CHP'Lİ AKAY, TUTUKLU BULUNAN 299 GENÇİN İSİMLERİNİN LİSTESİNİ PAYLAŞTI
CHP Karabük Milletvekili Cevdet Akay, partisinin TBMM Başkanlığına sunduğu, '19 Mart operasyonunun ekonomiye etkilerinin araştırılması' başlıklı araştırma önergesinin gerekçesini açıklamak üzere söz aldı. Akay, İstanbul Büyükşehir Belediye Başkanı Ekrem İmamoğlu'nun tutuklanmasıyla birlikte ekonomide büyük problemler yaşandığını dile getirdi. Akay, demokratik toplumlarda temel anayasal hak ve özgürlüklerin kullanılması gerektiğini söyleyerek şu ifadeleri kullandı:
"Gençlerimiz var, biliyorsunuz, tam 299 gencimiz.
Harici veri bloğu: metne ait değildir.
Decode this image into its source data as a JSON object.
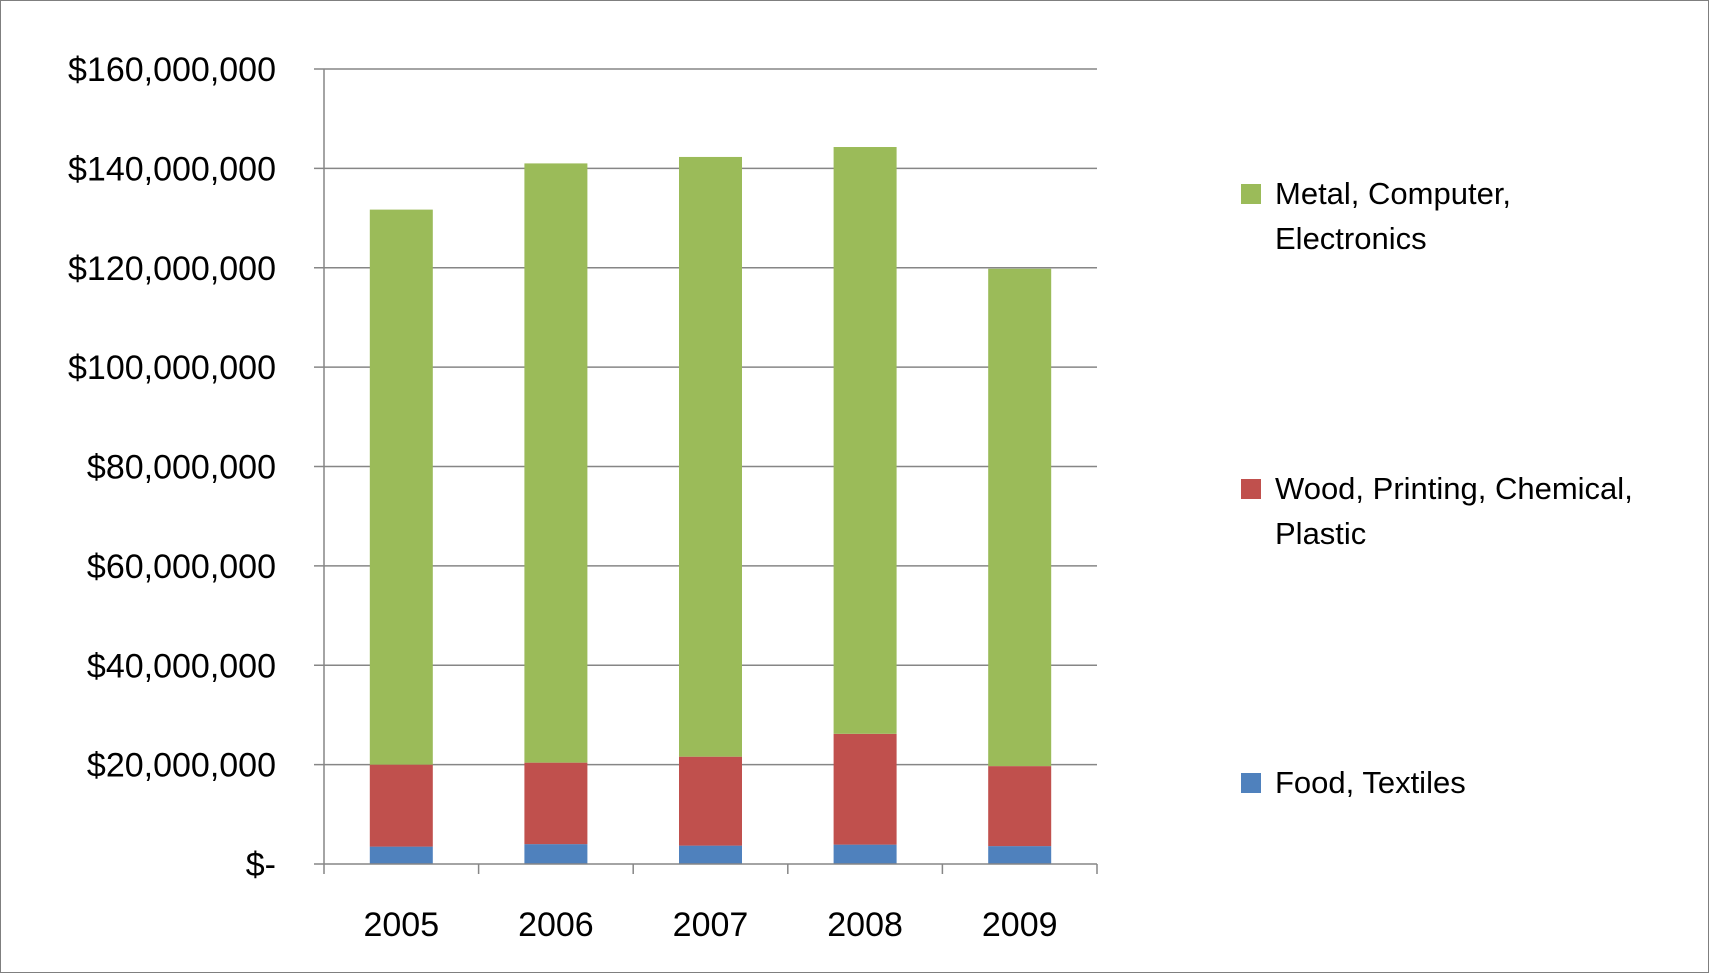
{
  "chart_data": {
    "type": "bar",
    "stacked": true,
    "categories": [
      "2005",
      "2006",
      "2007",
      "2008",
      "2009"
    ],
    "series": [
      {
        "name": "Food, Textiles",
        "color": "#4f81bd",
        "values": [
          3500000,
          4000000,
          3700000,
          3900000,
          3600000
        ]
      },
      {
        "name": "Wood, Printing, Chemical, Plastic",
        "color": "#c0504d",
        "values": [
          16500000,
          16400000,
          17900000,
          22300000,
          16100000
        ]
      },
      {
        "name": "Metal, Computer, Electronics",
        "color": "#9bbb59",
        "values": [
          111700000,
          120600000,
          120700000,
          118100000,
          100100000
        ]
      }
    ],
    "ylim": [
      0,
      160000000
    ],
    "yticks": [
      0,
      20000000,
      40000000,
      60000000,
      80000000,
      100000000,
      120000000,
      140000000,
      160000000
    ],
    "ytick_labels": [
      "$-",
      "$20,000,000",
      "$40,000,000",
      "$60,000,000",
      "$80,000,000",
      "$100,000,000",
      "$120,000,000",
      "$140,000,000",
      "$160,000,000"
    ],
    "legend_entries": [
      {
        "lines": [
          "Metal, Computer,",
          "Electronics"
        ],
        "color": "#9bbb59"
      },
      {
        "lines": [
          "Wood, Printing, Chemical,",
          "Plastic"
        ],
        "color": "#c0504d"
      },
      {
        "lines": [
          "Food, Textiles"
        ],
        "color": "#4f81bd"
      }
    ],
    "legend_position": "right",
    "grid": true,
    "title": "",
    "xlabel": "",
    "ylabel": ""
  }
}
Bu 6,5 metrelik bir liste. 299 gencimiz demokratik haklarını, anayasal hak ve özgürlüklerini kullanmak istedikleri için haksız yere tutuklular, bir gün bile yatarları yok. Biz Türkiye Cumhuriyeti'nin geleceğini bu gençlerimize emanet ettik. Bunlar üniversitelerde okuyor, mühendisi var, doktoru var, maliyecisi, iktisatçısı, işletmecisi var. Her biri kendi alanlarında başarılı böyle öğrenciler, mezun olup ülkemizin istihdamına katkı sağlayacaklar. Annelerinden, babalarından uzak, sınavlarına giremiyorlar. Buradan bir kez daha çağrıda bulunuyoruz: Demokratik haklarını kullandıkları için tutuklanan öğrencileri bir an önce serbest bırakın, hukuk kurallarına uyun, bu utanç tablosundan bir an önce vazgeçin. Buradan, şimdi gideceğim, Adalet Bakanlığında da bu listeyi asacağım. Öğrencilerimizin oradan çıkması için gereken her şeyi Cumhuriyet Halk Partisi olarak yapacağız. Umarım vicdanlarınız biraz sızlar ve bu hukuk kurallarına uyarsınız."
KANUN TEKLİFİNİN MADDELERİNE GEÇİLDİ
TBMM Genel Kurulu'nda siyasi partilerin Meclis Başkanlığına sunduğu araştırma önergelerinin görüşülmesinin ardından İklim Kanunu Teklifi'nin görüşmelerine geçildi. Genel Kurul da teklifin ilk 4 maddesi kabul edildi.